Name: Anthonippillai Soosainather (Male) (44)
Marital status: Widowed with three children
Address: Vannankulam, Mullaitivu
Occupation: FishermanSoosainathar and his family displaced to India during
the 1990 Sri Lankan military operation in Mullaitivu. He came back home to Mullaitivu in 2003
following the signing of the ceasefire agreement. His family and home were seriously
affected in the December 2004 tsunami. He lost his wife and his 13 year old daughter
in that tsunami. He was living with his three remaining dependent children in the transit camp
at Unnappulavu.
Name: Thevasahayampillai Stanis Jeyakumar (Male) (39)
Marital status: Married with three children
Address: Vannankulam, Mullaitivu
Occupation: Fisherman
Jeyakumar was displaced to India during the war. He came
back in February 2003 because his mother who was in Mullaitivu was very sick.
Jeyakumar’s mother Lilly Thevasagajampillai says that Jeyakumar left his wife and
two children in India and brought one of his children with him.

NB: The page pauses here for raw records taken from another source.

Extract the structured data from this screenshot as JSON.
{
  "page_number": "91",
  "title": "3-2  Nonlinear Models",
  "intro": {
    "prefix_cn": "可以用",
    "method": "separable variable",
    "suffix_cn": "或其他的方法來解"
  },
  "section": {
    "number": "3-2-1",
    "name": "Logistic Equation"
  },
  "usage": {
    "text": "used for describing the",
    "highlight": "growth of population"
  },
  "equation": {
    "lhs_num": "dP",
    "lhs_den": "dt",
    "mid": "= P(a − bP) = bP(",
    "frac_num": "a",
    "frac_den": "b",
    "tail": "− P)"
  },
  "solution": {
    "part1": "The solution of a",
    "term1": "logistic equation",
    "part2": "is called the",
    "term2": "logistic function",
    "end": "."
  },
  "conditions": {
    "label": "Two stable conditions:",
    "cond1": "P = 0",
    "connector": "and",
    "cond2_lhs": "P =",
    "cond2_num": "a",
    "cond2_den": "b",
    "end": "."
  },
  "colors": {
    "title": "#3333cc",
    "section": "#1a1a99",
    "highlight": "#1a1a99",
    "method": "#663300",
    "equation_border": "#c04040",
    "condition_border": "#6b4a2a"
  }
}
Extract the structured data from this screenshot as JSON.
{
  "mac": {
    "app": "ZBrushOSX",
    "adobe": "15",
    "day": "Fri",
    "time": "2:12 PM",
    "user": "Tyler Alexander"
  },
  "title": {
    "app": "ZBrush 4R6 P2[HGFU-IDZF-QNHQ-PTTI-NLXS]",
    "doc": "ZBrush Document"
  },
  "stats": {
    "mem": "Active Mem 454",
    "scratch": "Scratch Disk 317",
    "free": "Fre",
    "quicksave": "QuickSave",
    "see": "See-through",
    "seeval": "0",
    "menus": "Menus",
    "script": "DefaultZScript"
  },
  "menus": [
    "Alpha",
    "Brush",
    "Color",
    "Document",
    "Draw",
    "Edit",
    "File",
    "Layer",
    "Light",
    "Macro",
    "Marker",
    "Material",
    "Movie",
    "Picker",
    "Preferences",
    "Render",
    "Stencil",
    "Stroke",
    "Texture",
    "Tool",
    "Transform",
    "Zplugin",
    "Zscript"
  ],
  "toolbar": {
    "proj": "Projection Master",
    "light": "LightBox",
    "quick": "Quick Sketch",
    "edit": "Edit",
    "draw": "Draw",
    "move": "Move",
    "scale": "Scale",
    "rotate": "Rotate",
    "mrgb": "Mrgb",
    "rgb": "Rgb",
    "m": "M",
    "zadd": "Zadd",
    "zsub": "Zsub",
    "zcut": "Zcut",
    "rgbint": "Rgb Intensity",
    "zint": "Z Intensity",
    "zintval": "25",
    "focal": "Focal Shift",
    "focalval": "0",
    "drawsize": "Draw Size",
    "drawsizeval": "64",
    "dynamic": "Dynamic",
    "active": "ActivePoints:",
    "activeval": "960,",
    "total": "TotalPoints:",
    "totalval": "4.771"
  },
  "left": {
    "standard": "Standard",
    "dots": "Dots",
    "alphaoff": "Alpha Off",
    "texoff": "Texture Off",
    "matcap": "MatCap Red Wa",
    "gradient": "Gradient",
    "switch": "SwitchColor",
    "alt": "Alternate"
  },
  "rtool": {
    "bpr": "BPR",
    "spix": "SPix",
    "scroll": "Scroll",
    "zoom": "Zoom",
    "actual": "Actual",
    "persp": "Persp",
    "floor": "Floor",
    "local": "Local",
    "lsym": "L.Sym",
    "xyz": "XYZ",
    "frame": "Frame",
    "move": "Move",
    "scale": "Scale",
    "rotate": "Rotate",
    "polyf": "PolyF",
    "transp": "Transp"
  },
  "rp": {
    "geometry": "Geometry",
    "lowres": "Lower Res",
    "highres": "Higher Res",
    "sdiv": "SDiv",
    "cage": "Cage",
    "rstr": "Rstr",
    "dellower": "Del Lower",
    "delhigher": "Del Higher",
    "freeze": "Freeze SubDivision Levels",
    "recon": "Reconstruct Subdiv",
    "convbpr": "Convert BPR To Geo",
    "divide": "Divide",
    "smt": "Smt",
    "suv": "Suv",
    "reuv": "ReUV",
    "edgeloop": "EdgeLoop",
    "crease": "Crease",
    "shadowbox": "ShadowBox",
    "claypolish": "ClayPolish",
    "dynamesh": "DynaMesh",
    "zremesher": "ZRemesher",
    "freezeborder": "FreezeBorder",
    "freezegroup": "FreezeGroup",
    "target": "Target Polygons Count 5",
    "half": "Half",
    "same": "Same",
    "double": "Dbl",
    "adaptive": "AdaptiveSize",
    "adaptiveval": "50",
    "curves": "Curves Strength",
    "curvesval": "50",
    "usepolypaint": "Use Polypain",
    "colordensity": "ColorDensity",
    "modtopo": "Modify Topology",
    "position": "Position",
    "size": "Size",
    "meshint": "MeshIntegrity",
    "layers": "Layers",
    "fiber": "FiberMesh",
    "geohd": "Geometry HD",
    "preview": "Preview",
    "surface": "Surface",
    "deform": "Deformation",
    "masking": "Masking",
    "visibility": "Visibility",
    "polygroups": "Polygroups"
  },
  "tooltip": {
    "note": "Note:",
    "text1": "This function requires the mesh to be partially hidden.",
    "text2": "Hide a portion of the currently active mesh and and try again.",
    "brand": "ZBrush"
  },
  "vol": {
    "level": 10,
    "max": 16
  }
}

Since then he has been
looking after his mother and the child. Jeyakumar’s mother laments the plight of his child and
herself without her son.
Incident
On 23rd January 2006 around 3.30 pm the pair, Jeyakumar
and Soosainather, left to go fishing from Vannankulam area in Mullaitivu. Fishermen
in this area would normally return from the sea with their day’s catch around 7.00 am the
next morning.
At about 8.45 pm on 23rd, several people at the shore
heard gunshot noises coming from the sea which they all recognized as coming from gunboat.
Families and friends of those who went to sea that night started to worry about the men at
sea.
Jeyakumar and Soosainather did not return to shore on
24th morning. Their families organized two boats to go to sea in search of the men.
These two boats returned that evening without any good news and the searchers also said that
they did not see an oil slick or any other item indicating that the boats have sunk. The
searchers, however, said they saw two pieces of fishing net floating 6 km from the shore. A
search team of 37 boats were sent the next day, January 25th, by the Federation of Fishermen’s
Unions, also did not find any trace of the men.
On January 27th people from Mullivaikkal, an adjacent
village 8 km away, found the boat belonging to the disappeared pair swept ashore. The boat
was easily identified as belonging to the disappeared pair by several distinguishing marks.
These are: it carried the number 195; it carried the name “Don Bosco” since it was donated to
one of the missing pair by Don Bosco Religious Congregations; and it also had the names
of the three children of Jeyakumar, one of the missing pair, to whom the boat
belonged.
There were additional tell tale signs. As shown in the
photos below, a brand new rope that had snapped and an iron cable were attached to either
side of the boat. These were not attached to the boats when the pair went to sea. The
missing pair’s family and friends express the strong view that these are the type of rope and iron
cable used by the Sri Lankan Navy. The parish priest of this area Fr. Jude Amalathas says
that two days prior to the disappearance of the pair the Sri Lankan Navy gunboats
close onto to boats of the fishermen who were fishing in the sea at high speed. Fr Jude said
that this is a cruel harassment of fishermen who would then leave their nets in the sea and
speed in their boats towards the shore in panic.
Since Mullaitivu is in the LTTE administered area,
families have lodged the disappearances with the LTTE police station in Mullaitivu. Families
have also lodged the disappearances with the Sri Lanka Monitoring Mission (SLMM).